By pure coincidence, I logged a ticket with NewRelic on an unrelated matter and mentioned the behaviour.
“Oh, you’re running the latest version 3.6.177.0? Yeah, that one kinda has a bug, try rolling back to 3.4.24.0”
Alrighty then, uh, thanks? To be fair, NewRelic handled this as well as they possibly could when consuming humble pie. We all appreciate that the very nature of software is that it can be a complex beast, especially when you’re doing the sorts of complex things NewRelic is. The bottom line, however, is that since late August I’d been taking a big hit on CPU perf.
Anyway, fix in and here’s what I saw over a 24 hour period including a good whack of load courtesy to someone hammering the API:
That’s a sustained 1.2k requests per minute towards the end of the graph, a healthy load for the site. So what does the CPU do now? Let’s take a look:
That’s 17% at the peak. That is all. So rather than the earlier graph where the CPU was getting towards 75% with only a couple of hundred requests per minute, now we’re looking at six times the volume with only one quarter the CPU utilisation. You could argue that compared to peak utilisation with the buggy NewRelic version, the site is now 24 times more efficient. Whoa.
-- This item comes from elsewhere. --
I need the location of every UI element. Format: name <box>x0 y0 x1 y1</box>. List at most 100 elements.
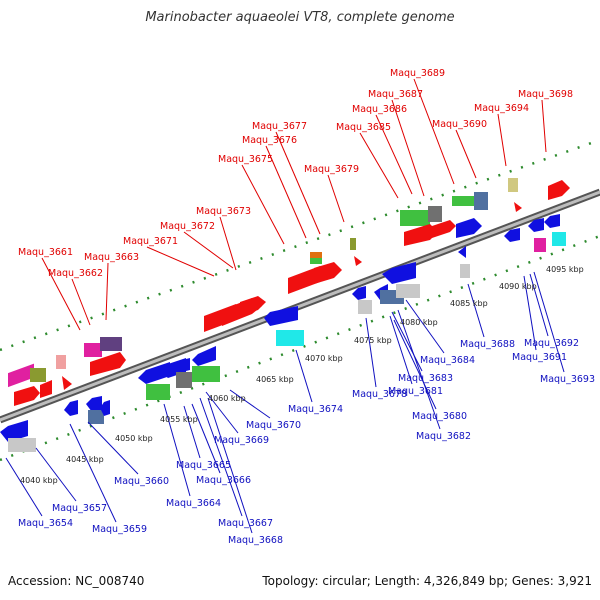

Whilst I’m overjoyed to have this resolved without me going through what I was expecting to be a very painful troubleshooting process, it does unfortunately call into question all the scale figures I observed. Bugger. Of course all the information around thresholds for scaling and instance sizes and how I could still deploy the app on demand and so on are all still perfectly valid, it’s just the CPU usage and consequently the infrastructure demands were way too high.
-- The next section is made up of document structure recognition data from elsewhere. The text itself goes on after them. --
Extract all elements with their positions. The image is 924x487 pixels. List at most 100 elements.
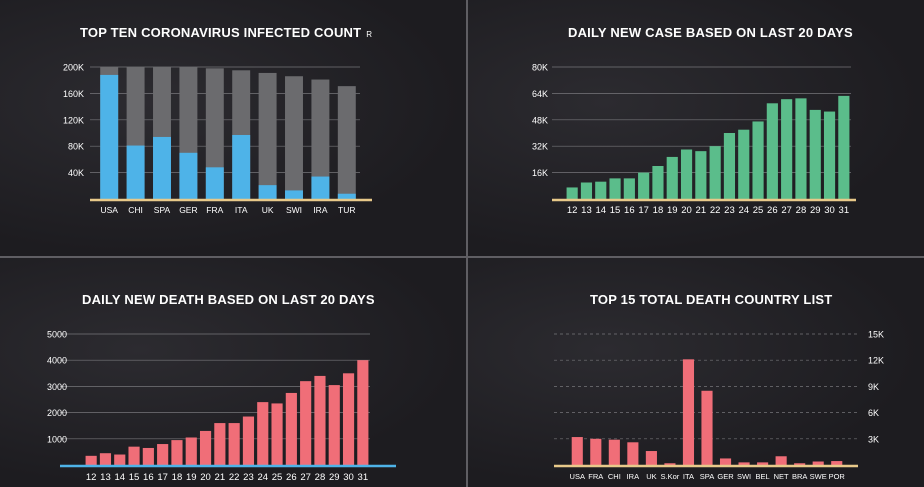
x-tick-label: 19 xyxy=(186,472,197,483)
data-bar xyxy=(580,182,593,199)
x-tick-label: 16 xyxy=(143,472,154,483)
y-tick-label: 9K xyxy=(868,382,879,392)
top-death-country-chart: 3K 6K 9K 12K 15K USA FRA CHI IRA UK S.Kor ITA SPA GER… xyxy=(554,330,884,481)
data-bar xyxy=(153,136,171,199)
x-tick-label: USA xyxy=(570,472,585,481)
y-tick-label: 200K xyxy=(63,63,84,73)
data-bar xyxy=(258,185,277,199)
x-tick-label: SWE xyxy=(810,472,827,481)
y-tick-label: 3000 xyxy=(47,382,67,392)
data-bar xyxy=(337,193,356,199)
y-tick-label: 1000 xyxy=(47,434,67,444)
x-tick-label: 31 xyxy=(358,472,369,483)
infected-count-title-suffix: R xyxy=(366,30,373,39)
x-tick-label: 28 xyxy=(796,205,807,216)
x-tick-label: 17 xyxy=(638,205,649,216)
data-bar xyxy=(242,416,255,465)
data-bar xyxy=(357,360,369,465)
daily-new-case-title: DAILY NEW CASE BASED ON LAST 20 DAYS xyxy=(568,25,853,40)
data-bar xyxy=(723,133,736,199)
data-bar xyxy=(627,442,639,465)
data-bar xyxy=(114,454,126,465)
data-bar xyxy=(142,447,154,465)
data-bar xyxy=(738,129,750,199)
x-tick-label: 14 xyxy=(595,205,606,216)
daily-new-case-panel: DAILY NEW CASE BASED ON LAST 20 DAYS 16K… xyxy=(468,0,924,256)
x-tick-label: UK xyxy=(646,472,656,481)
data-bar xyxy=(831,461,843,465)
data-bar xyxy=(823,111,836,199)
data-bar xyxy=(752,121,764,199)
x-tick-label: 13 xyxy=(581,205,592,216)
x-tick-label: 29 xyxy=(810,205,821,216)
x-tick-label: 31 xyxy=(839,205,850,216)
y-tick-label: 2000 xyxy=(47,408,67,418)
data-bar xyxy=(171,440,183,465)
x-tick-label: FRA xyxy=(588,472,603,481)
y-tick-label: 15K xyxy=(868,330,884,340)
data-bar xyxy=(666,156,678,199)
data-bar xyxy=(214,423,226,465)
y-tick-label: 12K xyxy=(868,356,884,366)
y-tick-label: 120K xyxy=(63,115,84,125)
top-death-country-panel: TOP 15 TOTAL DEATH COUNTRY LIST 3K 6K 9K 12… xyxy=(468,258,924,487)
y-tick-label: 48K xyxy=(532,115,548,125)
x-tick-label: BEL xyxy=(756,472,770,481)
data-bar xyxy=(638,172,650,199)
x-tick-label: 26 xyxy=(286,472,297,483)
x-tick-label: 25 xyxy=(272,472,283,483)
data-bar xyxy=(328,385,340,465)
infected-count-title-text: TOP TEN CORONAVIRUS INFECTED COUNT xyxy=(80,25,362,40)
x-tick-label: 24 xyxy=(257,472,268,483)
data-bar xyxy=(757,462,769,465)
x-tick-label: ITA xyxy=(235,205,248,215)
vertical-divider xyxy=(466,0,468,487)
data-bar xyxy=(645,451,657,465)
x-tick-label: 13 xyxy=(100,472,111,483)
data-bar xyxy=(775,456,787,465)
y-tick-label: 16K xyxy=(532,168,548,178)
x-tick-label: S.Kor xyxy=(661,472,680,481)
data-bar xyxy=(128,446,140,465)
x-tick-label: 22 xyxy=(710,205,721,216)
x-tick-label: 22 xyxy=(229,472,240,483)
infected-count-panel: TOP TEN CORONAVIRUS INFECTED COUNT R 40K 8… xyxy=(0,0,466,256)
x-tick-label: 20 xyxy=(200,472,211,483)
x-tick-label: 19 xyxy=(667,205,678,216)
x-tick-label: IRA xyxy=(313,205,328,215)
x-tick-label: TUR xyxy=(338,205,355,215)
y-tick-label: 32K xyxy=(532,142,548,152)
x-tick-label: 12 xyxy=(567,205,578,216)
y-tick-label: 5000 xyxy=(47,330,67,340)
data-bar xyxy=(311,176,330,199)
x-tick-label: 27 xyxy=(781,205,792,216)
x-tick-label: SWI xyxy=(737,472,751,481)
x-tick-label: ITA xyxy=(683,472,694,481)
data-bar xyxy=(680,149,693,199)
data-bar xyxy=(781,99,793,199)
x-tick-label: SPA xyxy=(700,472,714,481)
data-bar xyxy=(179,152,198,199)
data-bar xyxy=(271,403,283,465)
data-bar xyxy=(809,109,821,199)
x-tick-label: NET xyxy=(774,472,789,481)
data-bar xyxy=(85,455,97,465)
y-tick-label: 4000 xyxy=(47,356,67,366)
x-tick-label: 14 xyxy=(114,472,125,483)
data-bar xyxy=(595,181,607,199)
data-bar xyxy=(199,430,212,465)
data-bar xyxy=(590,438,602,465)
data-bar xyxy=(228,423,240,465)
background-bar xyxy=(285,76,303,199)
data-bar xyxy=(285,190,303,199)
x-tick-label: 20 xyxy=(681,205,692,216)
x-tick-label: 12 xyxy=(86,472,97,483)
x-tick-label: USA xyxy=(100,205,118,215)
y-tick-label: 80K xyxy=(68,142,84,152)
x-tick-label: SPA xyxy=(154,205,171,215)
x-tick-label: 18 xyxy=(172,472,183,483)
x-tick-label: 18 xyxy=(653,205,664,216)
daily-new-death-title: DAILY NEW DEATH BASED ON LAST 20 DAYS xyxy=(82,292,375,307)
daily-new-death-panel: DAILY NEW DEATH BASED ON LAST 20 DAYS 10… xyxy=(0,258,466,487)
y-tick-label: 64K xyxy=(532,89,548,99)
But it also raises some other interesting issues which are worth noting here:
- In an era of increasing dependency on third party libraries, you can do everything right and still be wrong. The library in question was released on Aug 27, I deployed it on Aug 28 and it was three and a half weeks later before I realised it had issues.
- In a modern cloud environment, you could pay for other peoples’ mistakes! The increased CPU almost certainly caused Azure to scale out earlier than it should and me to scale it up when it probably wouldn’t have needed to with the non-buggy library. This costs money.
- I should have established a baseline of infrastructure performance against load. The graphs above are a perfect example – if I see CPU above single digits when it’s only servicing 500 requests a minute, I should know that something is wrong.
- Following the previous point, you need to be looking for anomalies in performance after a release. I should have picked this up well before the big load hit and I didn’t. I’m trying to recall, but I suspect I got some CPU utilisation warnings from Azure which resolved themselves (possible after a code release that restarted the app) and I just never looked into it.
I’m choosing to write about these experiences with HIBP and Azure in a pretty “warts and all” fashion in the hope it helps others see the sorts of things you go through in a modern day cloud app of this nature. Sometimes that means demonstrating my own oversights or things I just got blatantly wrong but hey, that’s software development and it would be wrong to only paint a glossy picture of it!